5. La langue crée en permanence des néologismes à l’aide de ce procédé qui reste ouvert.
L’utilisation massive des noms et des adjectifs dérivés confère au discours un ton solennel ou une note
d’emphase. D’ailleurs, l’italien aime l’ampleur rhétorique et l’abstraction conceptuelle.
Selon Scavée et Intravaia, il existe une approche particulière de la réalité qui est commune à l’ensemble d’une
collectivité linguistique et qui se reflète dans l’usage stylistique. En étudiant le français et l’italien, les deux
linguistes sont arrivés à la conclusion que le recours à l’abstraction est devenu « une sorte d’approche naturelle
de la réalité qui est très caractéristique de la mentalité italienne » et ont appelé cette tendance le complexe de
Benedetto Croce. (1979 : 131)
Conclusion
En étudiant la création de paroles à partir de cas de suffixation présentés ci-dessus nous pouvons dire qu’il
existe de nombreuses convergences entre les trois langues et une forte ressemblance entre les suffixes. Les
similitudes sont dues principalement à l’origine latine de ces langues.

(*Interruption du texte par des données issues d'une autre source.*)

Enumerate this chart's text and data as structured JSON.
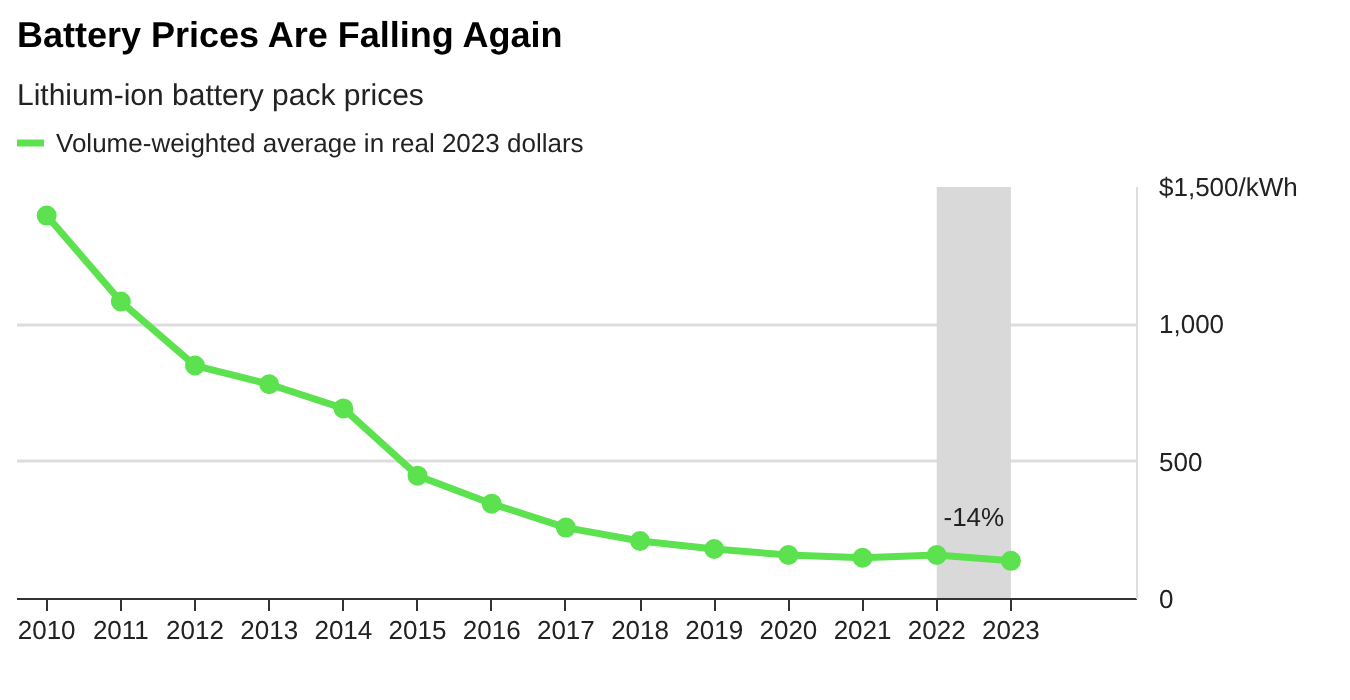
{
  "chart_data": {
    "type": "line",
    "title": "Battery Prices Are Falling Again",
    "subtitle": "Lithium-ion battery pack prices",
    "x": [
      2010,
      2011,
      2012,
      2013,
      2014,
      2015,
      2016,
      2017,
      2018,
      2019,
      2020,
      2021,
      2022,
      2023
    ],
    "series": [
      {
        "name": "Volume-weighted average in real 2023 dollars",
        "color": "#5ce14f",
        "values": [
          1396,
          1083,
          850,
          782,
          694,
          449,
          347,
          260,
          211,
          182,
          160,
          150,
          160,
          139
        ]
      }
    ],
    "xlim": [
      2009.6,
      2024.7
    ],
    "xticks": [
      2010,
      2011,
      2012,
      2013,
      2014,
      2015,
      2016,
      2017,
      2018,
      2019,
      2020,
      2021,
      2022,
      2023
    ],
    "ylim": [
      0,
      1500
    ],
    "yticks": [
      0,
      {
        "value": 500,
        "label": "500"
      },
      {
        "value": 1000,
        "label": "1,000"
      },
      {
        "value": 1500,
        "label": "$1,500/kWh"
      }
    ],
    "bands": [
      {
        "axis": "x",
        "from": 2022,
        "to": 2023,
        "color": "#d9d9d9"
      }
    ],
    "annotations": [
      "-14%"
    ],
    "grid": "y",
    "legend": "top",
    "marker": "circle",
    "line_style": "solid"
  }
}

Nous pouvons dégager quand même des divergences. D’abord, même dans les cas où il existe une équivalence
parfaite entre les suffixes (la création de substantifs à l’aide des suffixes -ità, -ité, -itate), le français et le
roumain ne manifestent pas la même aisance que l’italien à former des dérivés. L’opération est possible dans la
plupart des cas, mais on préfère une tournure du type : substantif de sens général + adjectif qui le précise.
Deuxièmement, l’italien privilégie l’adjectif. En ce qui concerne la formation des adjectifs, l’italien a un
potentiel dérivationnel très grand et manifeste un penchant significatif pour l’abstraction et pour l’expression
elliptique. L’italien utilise l’expression synthétique, le français et le roumain découpent la réalité de façon
analytique.
Par conséquent, il n’y a pas d’équivalence parfaite entre les systèmes morphologiques des trois langues. Une
possible explication en serait l’évolution différente de ces langues et les grands courants qui les ont influencé :
le Classicisme en France et le Baroque en Italie.
Il reste à voir si à l’avenir l’évolution de ces langues suivra la même voie. Il serait intéressant d’étendre
l’analyse au vocabulaire de la technique.